Tweaking (decreasing) idle_in_transaction_session_timeout on Production
C1
Production Change - Criticality 1Change Objective | Describe the objective of the change |
---|---|
Change Type |
idle_in_transaction_session_timeout needs to be decreased in order to terminate long transactions within long idle in transaction state. Currently sits in 1min, which is relatively high considering the high traffic. |
Services Impacted | patroni-* |
Change Team Members | @ahmadsherif |
Change Severity | C1 |
Buddy check | @emanuel_ongres |
Tested in staging | |
Schedule of the change | Date and time (with timezone) |
Duration of the change | This variable has user scope, meaning that set will apply effectively. Although, if persisted in configuration, a SIGHUP is necessary for refreshing it across all active sessions |
Downtime Component | No downtime required |
Detailed steps for the change. Each step must include: | See bellow |
General
Currently, idle_in_transaction_session_timeout
is set to 1min
which is a large value for current production traffic.
@abrandl recommended to reduce to 15s
, although, it may probably be too short and could generate undesired cancelled jobs. So, we are going to decrease this gradually until we see that we get cancelled large runs, without cancelling too many jobs. That is, first iteration will be set it at 30s
and, if no perceptible changes (that is, long jobs never get targeted by this threshold, consequently no action) it can be decreased to its half 15s
.
Prerequisites
-
All Patroni nodes must be in a healthy state and relatively short replication lag (under 100MB delay). -
Full list of all nodes (replicas first, leader at the end).
Execution Steps
-
alter system set idle_in_transaction_session_timeout = '30s'
in the first node of the list. -
Monitor errors and verify the service messages. If no errors, change is safe. -
Iterate the change across all replicas, with its corresponding verification. -
Persist the configuration on the configuration file (*).

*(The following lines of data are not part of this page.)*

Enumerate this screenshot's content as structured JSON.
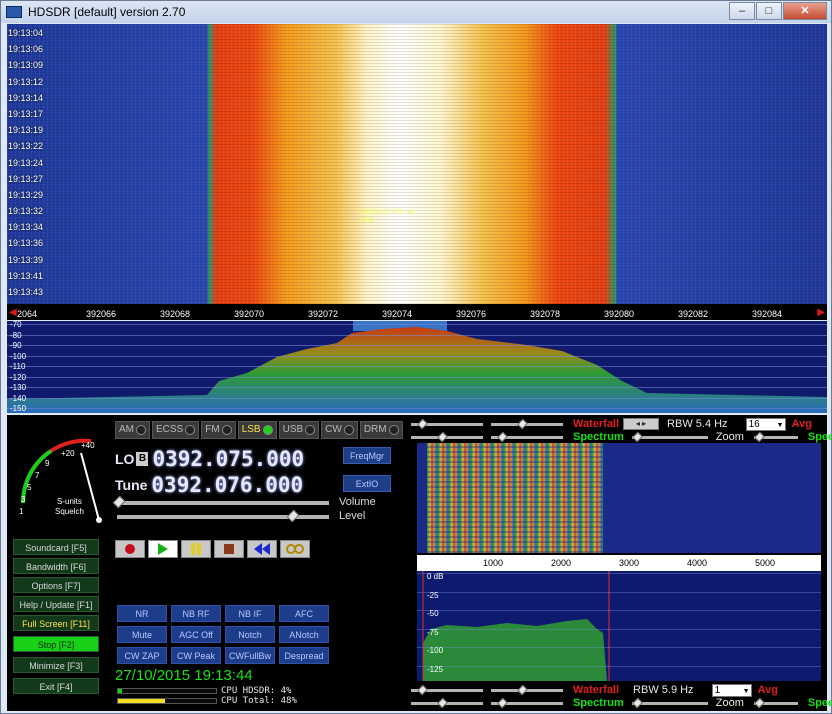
{
  "window": {
    "title": "HDSDR [default]  version 2.70",
    "minimize": "–",
    "maximize": "□",
    "close": "✕"
  },
  "waterfall": {
    "timestamps": [
      "19:13:04",
      "19:13:06",
      "19:13:09",
      "19:13:12",
      "19:13:14",
      "19:13:17",
      "19:13:19",
      "19:13:22",
      "19:13:24",
      "19:13:27",
      "19:13:29",
      "19:13:32",
      "19:13:34",
      "19:13:36",
      "19:13:39",
      "19:13:41",
      "19:13:43"
    ],
    "marker_line1": "392074,0,7691 Hz",
    "marker_line2": "-0Hz"
  },
  "freq_scale": {
    "ticks": [
      "2064",
      "392066",
      "392068",
      "392070",
      "392072",
      "392074",
      "392076",
      "392078",
      "392080",
      "392082",
      "392084"
    ]
  },
  "spectrum": {
    "db_labels": [
      "-70",
      "-80",
      "-90",
      "-100",
      "-110",
      "-120",
      "-130",
      "-140",
      "-150"
    ]
  },
  "smeter": {
    "labels": [
      "+40",
      "+20",
      "9",
      "7",
      "5",
      "3",
      "1"
    ],
    "title": "S-units",
    "subtitle": "Squelch"
  },
  "modes": [
    {
      "label": "AM",
      "active": false
    },
    {
      "label": "ECSS",
      "active": false
    },
    {
      "label": "FM",
      "active": false
    },
    {
      "label": "LSB",
      "active": true
    },
    {
      "label": "USB",
      "active": false
    },
    {
      "label": "CW",
      "active": false
    },
    {
      "label": "DRM",
      "active": false
    }
  ],
  "lo": {
    "label": "LO",
    "badge": "B",
    "value": "0392.075.000"
  },
  "tune": {
    "label": "Tune",
    "value": "0392.076.000"
  },
  "side_buttons": {
    "freqmgr": "FreqMgr",
    "extio": "ExtIO"
  },
  "sliders": {
    "volume": "Volume",
    "level": "Level"
  },
  "left_buttons": [
    {
      "label": "Soundcard [F5]"
    },
    {
      "label": "Bandwidth [F6]"
    },
    {
      "label": "Options  [F7]"
    },
    {
      "label": "Help / Update [F1]"
    },
    {
      "label": "Full Screen [F11]"
    },
    {
      "label": "Stop    [F2]"
    },
    {
      "label": "Minimize [F3]"
    },
    {
      "label": "Exit     [F4]"
    }
  ],
  "dsp_buttons": [
    "NR",
    "NB RF",
    "NB IF",
    "AFC",
    "Mute",
    "AGC Off",
    "Notch",
    "ANotch",
    "CW ZAP",
    "CW Peak",
    "CWFullBw",
    "Despread"
  ],
  "status": {
    "datetime": "27/10/2015 19:13:44",
    "cpu_hdsdr": "CPU HDSDR:  4%",
    "cpu_total": "CPU Total: 48%",
    "cpu_hdsdr_fraction": 0.04,
    "cpu_total_fraction": 0.48,
    "cpu_hdsdr_color": "#19d019",
    "cpu_total_color": "#f0e020"
  },
  "audio_top": {
    "waterfall_label": "Waterfall",
    "spectrum_label": "Spectrum",
    "rbw": "RBW  5.4 Hz",
    "avg_value": "16",
    "avg_label": "Avg",
    "zoom_label": "Zoom",
    "speed_label": "Speed"
  },
  "audio_scale": {
    "ticks": [
      "1000",
      "2000",
      "3000",
      "4000",
      "5000"
    ]
  },
  "audio_spectrum": {
    "db_labels": [
      "0 dB",
      "-25",
      "-50",
      "-75",
      "-100",
      "-125"
    ]
  },
  "audio_bottom": {
    "waterfall_label": "Waterfall",
    "spectrum_label": "Spectrum",
    "rbw": "RBW  5.9 Hz",
    "avg_value": "1",
    "avg_label": "Avg",
    "zoom_label": "Zoom",
    "speed_label": "Speed"
  },
  "colors": {
    "lsb_active": "#ffe046",
    "stop_bg": "#19d019",
    "waterfall_label": "#e02020",
    "spectrum_label": "#19e019"
  }
}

Once the change is applied to all replicas, the leader is the next:
-
alter system set idle_in_transaction_session_timeout = '30s'
in the leader -
Verify if sessions are being killed and monitor any other related issues through tail -vf /var/log/gitlab/postgresql/postgresql.log
.- Useful queries that can be used Locks, Activity with Locks and General Activity Query
Verification Steps
Once the idle_in_transaction_session_timeout
is set to 30s, there should be visible the impact when large transactions occur. If no transaction is being killed when large activity issued, it might be necessary to reduce it to its half, by using the same procedure above.
Related Issues
PgBouncer Notes
Currently, PgBouncer supports idle_transaction_timeout
and it is currently disabled (0) in write-pools.
Probably, as this is write issue and to avoid changes on Patroni cluster, it is possible to apply this change
at PgBouncer side, avoiding the execution all over the Patroni fleet. Although, this is only applicable for the writing transactions (pgbouncer-02/03). It only requires SIGHUP and this value is in seconds.
(*) Step require to be reviewed and commented by DBRE